In the meantime, if you'd like to learn more about Anna Marie Hahn, check out The Good-Bye Door by Diana Britt Franklin.


  1. What a wonderful post for Halloween (and the challenge). Love how you spun the tale and illustrated it. Great job!

  2. Enjoyable lunch time read. Far better than reading local news or even worse CNN...

    There is a woman named Anna at my job site who often makes desserts. I think I shall be wary of her cakes from now on...

  3. A cheery tale with some cherry chocolate cake! Your series here is certainly putting me in the holiday spirit my dear! Well, that, and that delicious cake topper!

  4. I'm giggling at the first part of Trevor's comment.:) What a fascinating article and that cake looks out of this world. I need to go back and read the first installment of the series. Hope all is well Trixie!

  5. Brilliant! Thank you so much for the story and the recipe.

  6. Love this series, Trix. She was quite a character. What did she look like, I wonder?
    The cake and photos are wonderful. Don't you love Halloween?

    1. Deana, I adore Halloween! She looked like this:

  7. Serial killer information on a food blog. Love it. Yes, I guess poison was a way out for women back in the day. Great lead in for blood and roses cake.

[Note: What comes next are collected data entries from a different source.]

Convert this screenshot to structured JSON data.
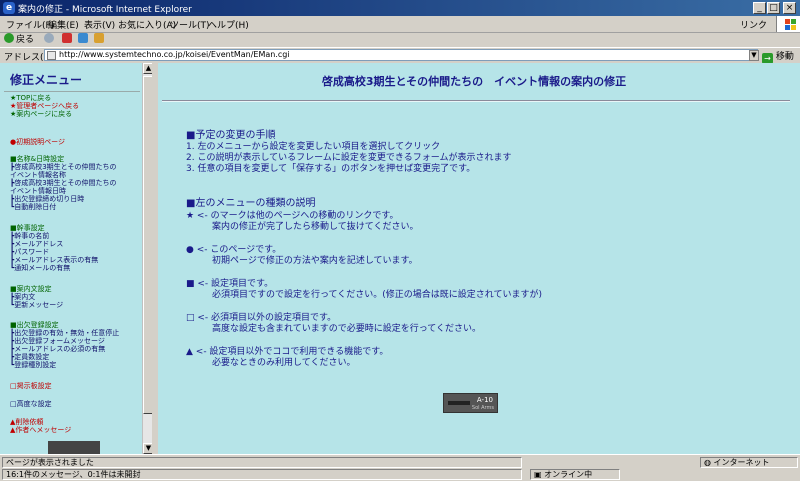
{
  "window": {
    "title": "案内の修正 - Microsoft Internet Explorer",
    "min_glyph": "_",
    "max_glyph": "□",
    "close_glyph": "×"
  },
  "menubar": {
    "items": [
      "ファイル(F)",
      "編集(E)",
      "表示(V)",
      "お気に入り(A)",
      "ツール(T)",
      "ヘルプ(H)"
    ],
    "links_label": "リンク"
  },
  "toolbar": {
    "back_label": "戻る",
    "forward_glyph": "→"
  },
  "address": {
    "label": "アドレス(D)",
    "url": "http://www.systemtechno.co.jp/koisei/EventMan/EMan.cgi",
    "go_label": "移動"
  },
  "left_frame": {
    "title": "修正メニュー",
    "nav_links": [
      "★TOPに戻る",
      "★管理者ページへ戻る",
      "★案内ページに戻る"
    ],
    "intro": "●初期説明ページ",
    "sections": [
      {
        "heading": "■名称&日時設定",
        "items": [
          "┣啓成高校3期生とその仲間たちの",
          "イベント情報名称",
          "┣啓成高校3期生とその仲間たちの",
          "イベント情報日時",
          "┣出欠登録締め切り日時",
          "┗自動削除日付"
        ]
      },
      {
        "heading": "■幹事設定",
        "items": [
          "┣幹事の名前",
          "┣メールアドレス",
          "┣パスワード",
          "┣メールアドレス表示の有無",
          "┗通知メールの有無"
        ]
      },
      {
        "heading": "■案内文設定",
        "items": [
          "┣案内文",
          "┗更新メッセージ"
        ]
      },
      {
        "heading": "■出欠登録設定",
        "items": [
          "┣出欠登録の有効・無効・任意停止",
          "┣出欠登録フォームメッセージ",
          "┣メールアドレスの必須の有無",
          "┣定員数設定",
          "┗登録種別設定"
        ]
      }
    ],
    "bottom_items": [
      "□掲示板設定",
      "□高度な設定"
    ],
    "end_items": [
      "▲削除依頼",
      "▲作者へメッセージ"
    ]
  },
  "main_frame": {
    "title": "啓成高校3期生とその仲間たちの　イベント情報の案内の修正",
    "procedure_heading": "■予定の変更の手順",
    "procedure_steps": [
      "1. 左のメニューから設定を変更したい項目を選択してクリック",
      "2. この説明が表示しているフレームに設定を変更できるフォームが表示されます",
      "3. 任意の項目を変更して「保存する」のボタンを押せば変更完了です。"
    ],
    "types_heading": "■左のメニューの種類の説明",
    "types": [
      {
        "line1": "★ <- のマークは他のページへの移動のリンクです。",
        "line2": "案内の修正が完了したら移動して抜けてください。"
      },
      {
        "line1": "● <- このページです。",
        "line2": "初期ページで修正の方法や案内を記述しています。"
      },
      {
        "line1": "■ <- 設定項目です。",
        "line2": "必須項目ですので設定を行ってください。(修正の場合は既に設定されていますが)"
      },
      {
        "line1": "□ <- 必須項目以外の設定項目です。",
        "line2": "高度な設定も含まれていますので必要時に設定を行ってください。"
      },
      {
        "line1": "▲ <- 設定項目以外でココで利用できる機能です。",
        "line2": "必要なときのみ利用してください。"
      }
    ],
    "logo": {
      "line1": "A-10",
      "line2": "Sol Arms"
    }
  },
  "statusbar": {
    "line1": "ページが表示されました",
    "line2": "16:1件のメッセージ、0:1件は未開封",
    "online_label": "オンライン中",
    "zone_label": "インターネット"
  }
}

  8. Gives a whole new meaning to gold digger! A great cake but totally a poison free slice for me.

  9. I love the combination of cherries and chocolate, this cakes looks simply delicious. Great story too, always love these sorts of stories, I'm an ID channel addict! Nice job, Trix!

  10. scarily enough.... this woman was a relative of mine...NOT by blood!!